New York Codes, Rules and Regulations
Title 10 - DEPARTMENT OF HEALTH
Chapter V - Medical Facilities
Subchapter A - Medical Facilities-minimum Standards
Article 3 - Residential Care Facilities
Part 415 - Nursing Homes-minimum Standards
Administrative
Section 415.27 - Quality assessment and assurance

Current through Register Vol. 46, No. 39, September 25, 2024

The facility shall establish and maintain a coordinated quality assessment and assurance program which integrates the review activities of all nursing home programs and services to enhance the quality of life and resident care and treatment.

(a) Facility-wide quality assurance. Quality assurance shall be the responsibility of all staff, at every level, at all times. Supervisory personnel alone cannot ensure quality of care and services. Such quality must be a part of each individual's approach to his or her daily responsibilities.

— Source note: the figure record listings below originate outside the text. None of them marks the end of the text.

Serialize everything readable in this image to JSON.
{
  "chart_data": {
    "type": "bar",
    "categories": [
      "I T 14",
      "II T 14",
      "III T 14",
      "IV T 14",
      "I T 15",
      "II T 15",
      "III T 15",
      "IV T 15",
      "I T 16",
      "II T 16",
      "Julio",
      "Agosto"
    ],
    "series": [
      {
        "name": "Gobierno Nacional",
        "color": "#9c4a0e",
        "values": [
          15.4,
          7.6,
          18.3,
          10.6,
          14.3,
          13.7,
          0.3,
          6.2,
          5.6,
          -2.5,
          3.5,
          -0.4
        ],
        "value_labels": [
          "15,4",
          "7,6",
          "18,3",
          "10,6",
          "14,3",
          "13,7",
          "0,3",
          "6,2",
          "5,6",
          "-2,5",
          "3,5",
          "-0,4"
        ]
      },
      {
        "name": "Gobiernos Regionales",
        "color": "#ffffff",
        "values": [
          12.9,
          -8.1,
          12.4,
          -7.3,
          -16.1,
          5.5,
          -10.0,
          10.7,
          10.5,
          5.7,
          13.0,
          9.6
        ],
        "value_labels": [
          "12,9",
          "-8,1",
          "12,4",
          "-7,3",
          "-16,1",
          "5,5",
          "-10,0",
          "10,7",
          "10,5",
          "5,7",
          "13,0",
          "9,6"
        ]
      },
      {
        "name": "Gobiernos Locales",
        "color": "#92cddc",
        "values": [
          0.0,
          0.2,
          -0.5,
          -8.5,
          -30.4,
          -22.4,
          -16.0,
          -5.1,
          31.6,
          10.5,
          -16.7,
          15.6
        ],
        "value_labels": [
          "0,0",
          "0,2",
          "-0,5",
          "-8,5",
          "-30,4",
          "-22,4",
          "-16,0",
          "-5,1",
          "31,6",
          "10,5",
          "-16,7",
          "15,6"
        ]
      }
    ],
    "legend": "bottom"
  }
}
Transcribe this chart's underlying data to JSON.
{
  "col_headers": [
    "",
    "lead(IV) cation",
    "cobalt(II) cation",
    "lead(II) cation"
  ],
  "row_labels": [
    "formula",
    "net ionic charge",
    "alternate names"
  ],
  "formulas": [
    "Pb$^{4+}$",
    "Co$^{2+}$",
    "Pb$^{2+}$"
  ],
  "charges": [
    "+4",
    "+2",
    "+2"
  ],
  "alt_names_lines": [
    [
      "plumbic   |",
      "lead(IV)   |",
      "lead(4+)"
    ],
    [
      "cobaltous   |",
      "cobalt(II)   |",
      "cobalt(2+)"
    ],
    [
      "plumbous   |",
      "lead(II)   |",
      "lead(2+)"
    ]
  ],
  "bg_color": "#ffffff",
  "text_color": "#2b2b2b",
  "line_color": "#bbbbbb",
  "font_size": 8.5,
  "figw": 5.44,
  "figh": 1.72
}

(b) Quality assessment and assurance committee. The facility shall maintain a quality assessment and assurance committee consisting of at least the following:

(1) the administrator or his or her designee;

(2) the director of nursing services;

(3) a physician designated by the facility;

(4) at least one member of the governing body who is not otherwise affiliated with the nursing home in an employment or contractual capacity; and

(5) at least three other members of the facility's staff.

(c) Committee functions. The quality assessment and assurance committee shall:

(1) meet at least quarterly to identify issues with respect to which quality assessment and assurance activities are necessary;

(2) have a written plan for the quality assessment and assurance program which describes the program's objectives, organization, responsibilities of all participants, scope of the program and procedures for overseeing the effectiveness of monitoring, assessing and problem-solving activities. Such plan shall also provide for the development and implementation of quality improvement initiatives designed to advance the quality of life, care and services in the facility;

(3) define methods for identification and selection of clinical and administrative problems to be reviewed. The process shall include but not be limited to:
(i) the establishment of review criteria developed in accordance with current standards of professional practice for monitoring and assessing resident care and clinical performance;

(ii) regularly scheduled reviews of clinical records, resident complaints and suggestions, reported incidents and other documents pertinent to problem identification;

(iii) consultation on at least a quarterly basis with the Resident Council to seek recommendations on quality improvements;

(iv) documentation of all quality assessment and assurance activities, including but not limited to the findings, recommendations and actions taken to resolve identified problems; and

(v) the timely implementation of corrective actions and periodic assessments of the results of such actions;

(4) ensure that the outcomes of quality assurance reviews are shared with appropriate staff to be used for the revision or development of facility policies and practices and in granting or renewing staff privileges, as appropriate;

(5) facilitate participation in the program by administrative staff and health- care professionals representing each professional service provided;

(6) report its activities, findings and recommendations to the governing body as often as necessary, but no less often than 4 times a year; and

(7) participate with the medical director in implementing Public Health Law, section 2805-k.